Pagina:Bosboom-Toussaint, Majoor Frans enz (1888).pdf/394

Deze pagina is proefgelezen

waren we al goede kameraadjes en noemde hij mij zijn kleine vrouwtje. Later, na den dood van zijn vader, vond hij nergens zoo zijn thuis als bij ons, totdat gij zijt gekomen… Van toen af zagen wij hemveel minder; mama zelve maakte die opmerking."

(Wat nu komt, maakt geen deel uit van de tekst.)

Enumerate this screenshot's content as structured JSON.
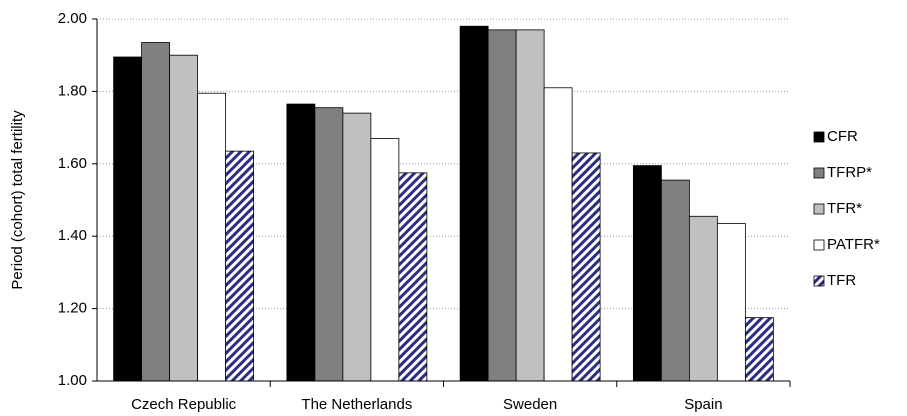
{
  "chart_data": {
    "type": "bar",
    "y_label": "Period (cohort) total fertility",
    "categories": [
      "Czech Republic",
      "The Netherlands",
      "Sweden",
      "Spain"
    ],
    "series": [
      {
        "name": "CFR",
        "color": "#000000",
        "values": [
          1.895,
          1.765,
          1.98,
          1.595
        ]
      },
      {
        "name": "TFRP*",
        "color": "#808080",
        "values": [
          1.935,
          1.755,
          1.97,
          1.555
        ]
      },
      {
        "name": "TFR*",
        "color": "#c0c0c0",
        "values": [
          1.9,
          1.74,
          1.97,
          1.455
        ]
      },
      {
        "name": "PATFR*",
        "color": "#ffffff",
        "values": [
          1.795,
          1.67,
          1.81,
          1.435
        ]
      },
      {
        "name": "TFR",
        "color": "#2e2e80",
        "fill_style": "hatched",
        "values": [
          1.635,
          1.575,
          1.63,
          1.175
        ]
      }
    ],
    "ylim": [
      1.0,
      2.0
    ],
    "yticks": [
      {
        "value": 1.0,
        "label": "1.00"
      },
      {
        "value": 1.2,
        "label": "1.20"
      },
      {
        "value": 1.4,
        "label": "1.40"
      },
      {
        "value": 1.6,
        "label": "1.60"
      },
      {
        "value": 1.8,
        "label": "1.80"
      },
      {
        "value": 2.0,
        "label": "2.00"
      }
    ],
    "grid": true,
    "legend": "right"
  }
}
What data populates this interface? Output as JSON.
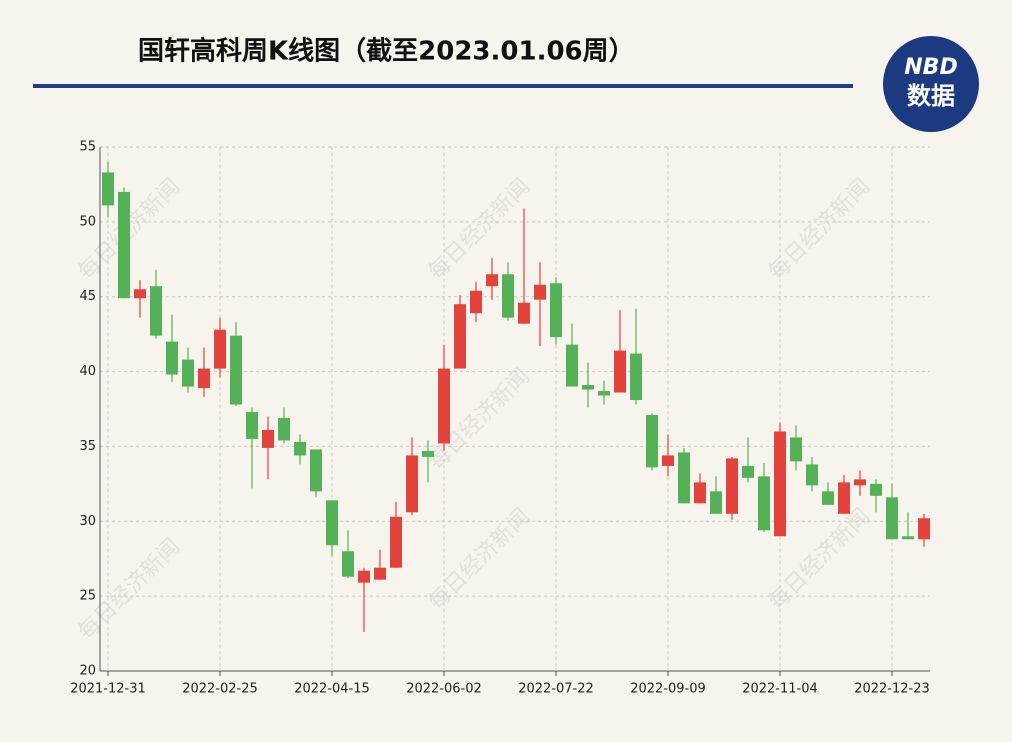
{
  "chart_data": {
    "type": "candlestick",
    "title": "国轩高科周K线图（截至2023.01.06周）",
    "watermark": "每日经济新闻",
    "logo": {
      "top": "NBD",
      "bottom": "数据"
    },
    "categories": [
      "2021-12-31",
      null,
      null,
      null,
      null,
      null,
      null,
      "2022-02-25",
      null,
      null,
      null,
      null,
      null,
      null,
      "2022-04-15",
      null,
      null,
      null,
      null,
      null,
      null,
      "2022-06-02",
      null,
      null,
      null,
      null,
      null,
      null,
      "2022-07-22",
      null,
      null,
      null,
      null,
      null,
      null,
      "2022-09-09",
      null,
      null,
      null,
      null,
      null,
      null,
      "2022-11-04",
      null,
      null,
      null,
      null,
      null,
      null,
      "2022-12-23",
      null,
      null
    ],
    "open": [
      53.3,
      52.0,
      44.9,
      45.7,
      42.0,
      40.8,
      38.9,
      40.2,
      42.4,
      37.3,
      34.9,
      36.9,
      35.3,
      34.8,
      31.4,
      28.0,
      25.9,
      26.1,
      26.9,
      30.6,
      34.7,
      35.2,
      40.2,
      43.9,
      45.7,
      46.5,
      43.2,
      44.8,
      45.9,
      41.8,
      39.1,
      38.7,
      38.6,
      41.2,
      37.1,
      33.7,
      34.6,
      31.2,
      32.0,
      30.5,
      33.7,
      33.0,
      29.0,
      35.6,
      33.8,
      32.0,
      30.5,
      32.4,
      32.5,
      31.6,
      29.0,
      28.8
    ],
    "high": [
      54.0,
      52.3,
      46.1,
      46.8,
      43.8,
      41.6,
      41.6,
      43.6,
      43.3,
      37.6,
      37.0,
      37.6,
      35.8,
      34.8,
      31.4,
      29.4,
      26.9,
      28.1,
      31.3,
      35.6,
      35.4,
      41.8,
      45.1,
      46.0,
      47.6,
      47.3,
      50.9,
      47.3,
      46.3,
      43.2,
      40.6,
      39.4,
      44.1,
      44.2,
      37.2,
      35.8,
      34.9,
      33.2,
      33.0,
      34.3,
      35.6,
      33.9,
      36.6,
      36.4,
      34.3,
      32.6,
      33.1,
      33.4,
      32.8,
      32.5,
      30.6,
      30.5
    ],
    "low": [
      50.3,
      44.9,
      43.6,
      42.2,
      39.3,
      38.6,
      38.3,
      39.6,
      37.7,
      32.2,
      32.8,
      35.2,
      33.8,
      31.6,
      27.7,
      26.2,
      22.6,
      26.1,
      26.9,
      30.4,
      32.6,
      34.7,
      40.2,
      43.3,
      44.8,
      43.4,
      43.2,
      41.7,
      41.8,
      39.0,
      37.6,
      37.8,
      38.6,
      37.8,
      33.4,
      33.0,
      31.2,
      31.2,
      30.5,
      30.1,
      32.6,
      29.3,
      29.0,
      33.4,
      32.0,
      31.1,
      30.5,
      31.7,
      30.6,
      28.8,
      28.8,
      28.3
    ],
    "close": [
      51.1,
      44.9,
      45.5,
      42.4,
      39.8,
      39.0,
      40.2,
      42.8,
      37.8,
      35.5,
      36.1,
      35.4,
      34.4,
      32.0,
      28.4,
      26.3,
      26.7,
      26.9,
      30.3,
      34.4,
      34.3,
      40.2,
      44.5,
      45.4,
      46.5,
      43.6,
      44.6,
      45.8,
      42.3,
      39.0,
      38.8,
      38.4,
      41.4,
      38.1,
      33.6,
      34.4,
      31.2,
      32.6,
      30.5,
      34.2,
      32.9,
      29.4,
      36.0,
      34.0,
      32.4,
      31.1,
      32.6,
      32.8,
      31.7,
      28.8,
      28.8,
      30.2
    ],
    "up_color": "#e3433d",
    "down_color": "#55b157",
    "ylim": [
      20,
      55
    ],
    "yticks": [
      20,
      25,
      30,
      35,
      40,
      45,
      50,
      55
    ],
    "grid": true
  }
}
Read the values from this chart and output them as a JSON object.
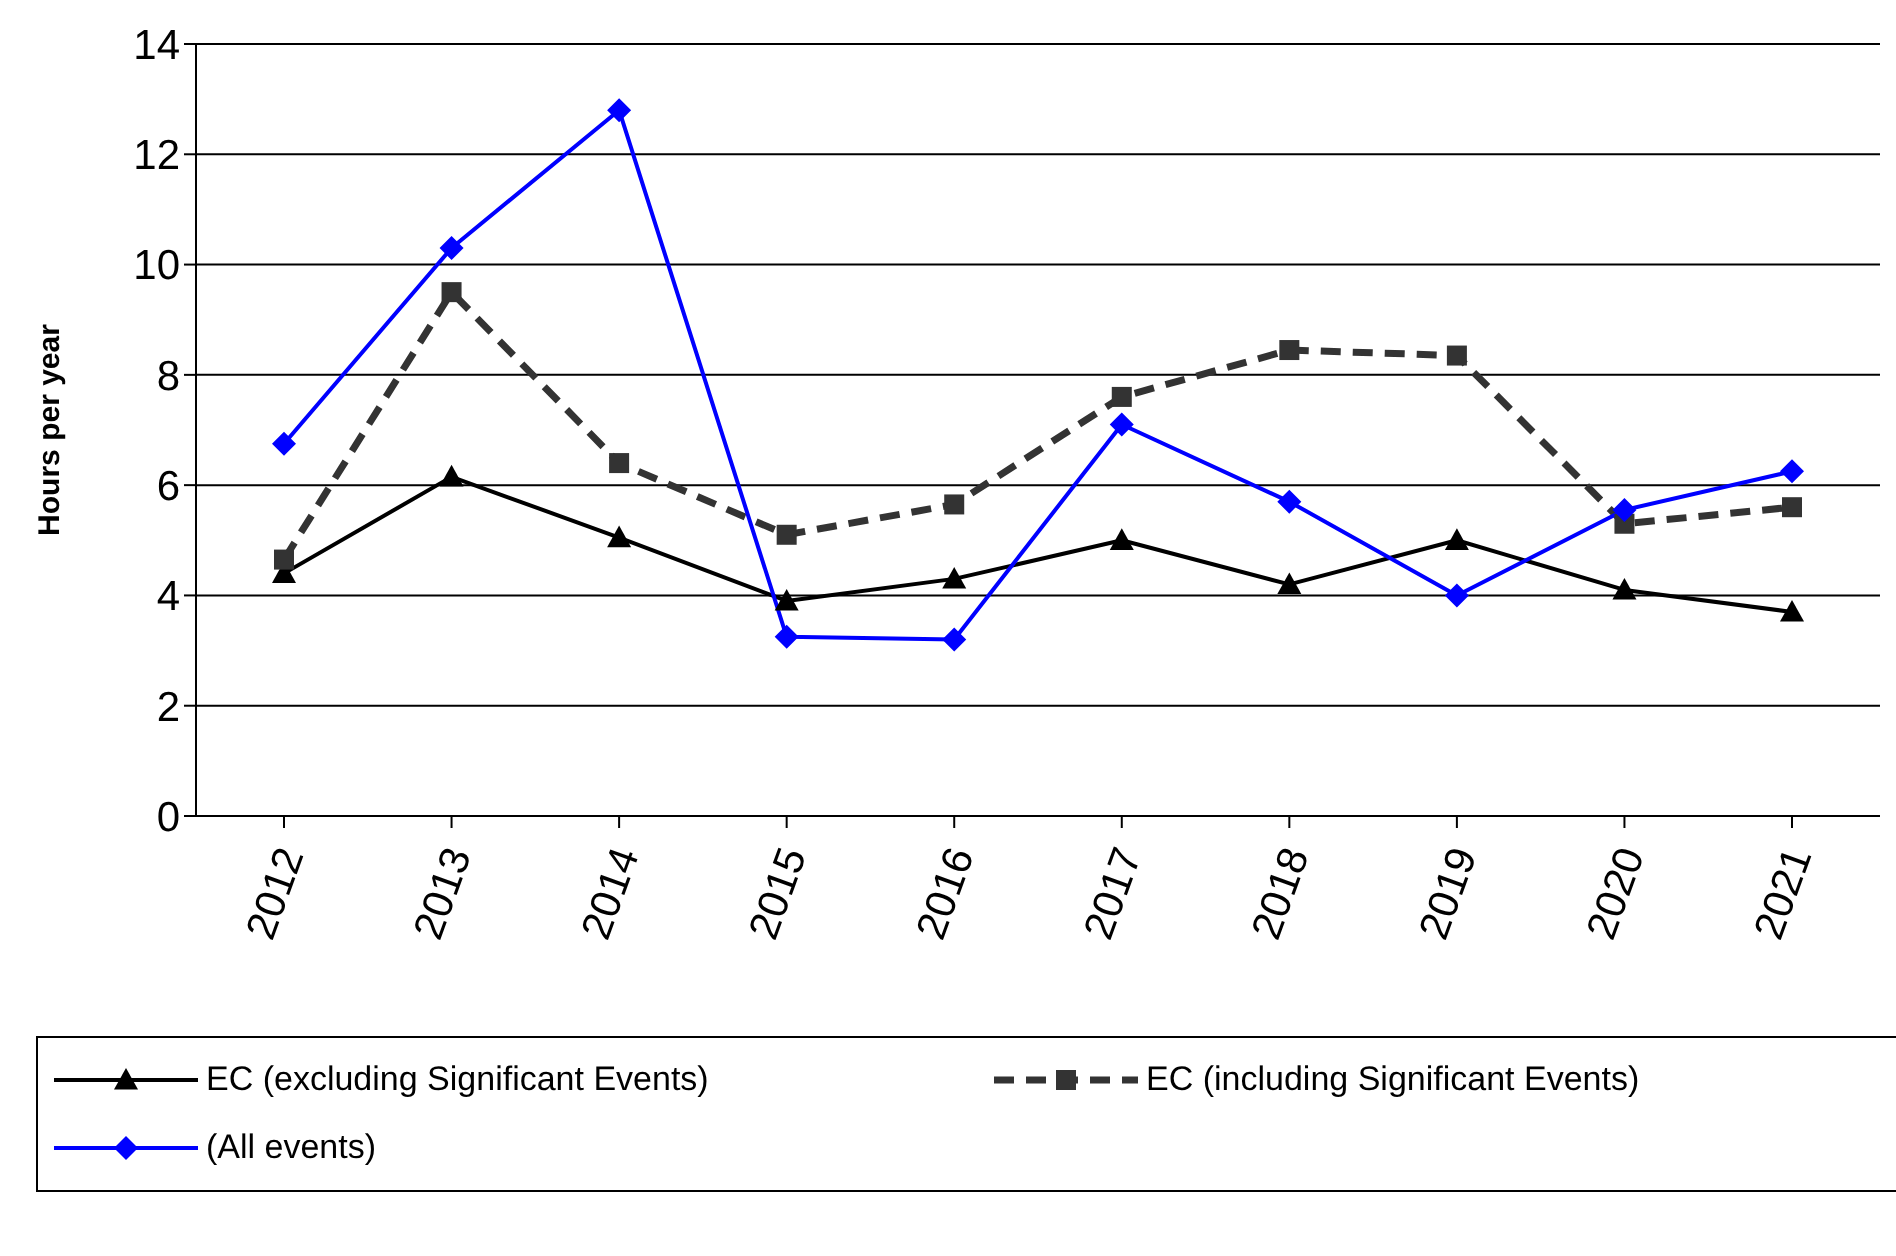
{
  "chart_data": {
    "type": "line",
    "ylabel": "Hours per year",
    "categories": [
      "2012",
      "2013",
      "2014",
      "2015",
      "2016",
      "2017",
      "2018",
      "2019",
      "2020",
      "2021"
    ],
    "ylim": [
      0,
      14
    ],
    "yticks": [
      0,
      2,
      4,
      6,
      8,
      10,
      12,
      14
    ],
    "grid": "y",
    "legend": "bottom",
    "series": [
      {
        "name": "EC (excluding Significant Events)",
        "color": "#000000",
        "marker": "triangle",
        "line_style": "solid",
        "values": [
          4.4,
          6.15,
          5.05,
          3.9,
          4.3,
          5.0,
          4.2,
          5.0,
          4.1,
          3.7
        ]
      },
      {
        "name": "EC (including Significant Events)",
        "color": "#333333",
        "marker": "square",
        "line_style": "dashed",
        "values": [
          4.65,
          9.5,
          6.4,
          5.1,
          5.65,
          7.6,
          8.45,
          8.35,
          5.3,
          5.6
        ]
      },
      {
        "name": "(All events)",
        "color": "#0000ff",
        "marker": "diamond",
        "line_style": "solid",
        "values": [
          6.75,
          10.3,
          12.8,
          3.25,
          3.2,
          7.1,
          5.7,
          4.0,
          5.55,
          6.25
        ]
      }
    ]
  }
}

»Heel natuurlijk; hij heeft nu zijne eigene woning en zijne zuster, die hem zijne koffie en thee schenkt op zijn tijd; — dit maakt dat iemand als hij, die veel te werken heeft, eerder thuis blijft."

»En dat is ook veel gezelliger voor u, niet waar?" merkte Laura met bitsheid aan.

»De vraag is hier: wat Albert het beste dient," hervatte Marianne, niet gekrenkt, maar ernstig en weemoedig; "en juist daarom zou ik vreezen, dat zulke bezoeken, die voor u niets zijn dan een uurtje van aangename conversatie, bij hem dieperen indruk nalieten; in één woord, dat het hem ernst werd met het vroegere kinderspel, en dan…"

»Dat heeft volstrekt geen nood!" zei Laura met een coquet glimlachje, »Maar onderstel eens dat het zoo ware, ziet gij daar dan zoo’n groot kwaad in?…"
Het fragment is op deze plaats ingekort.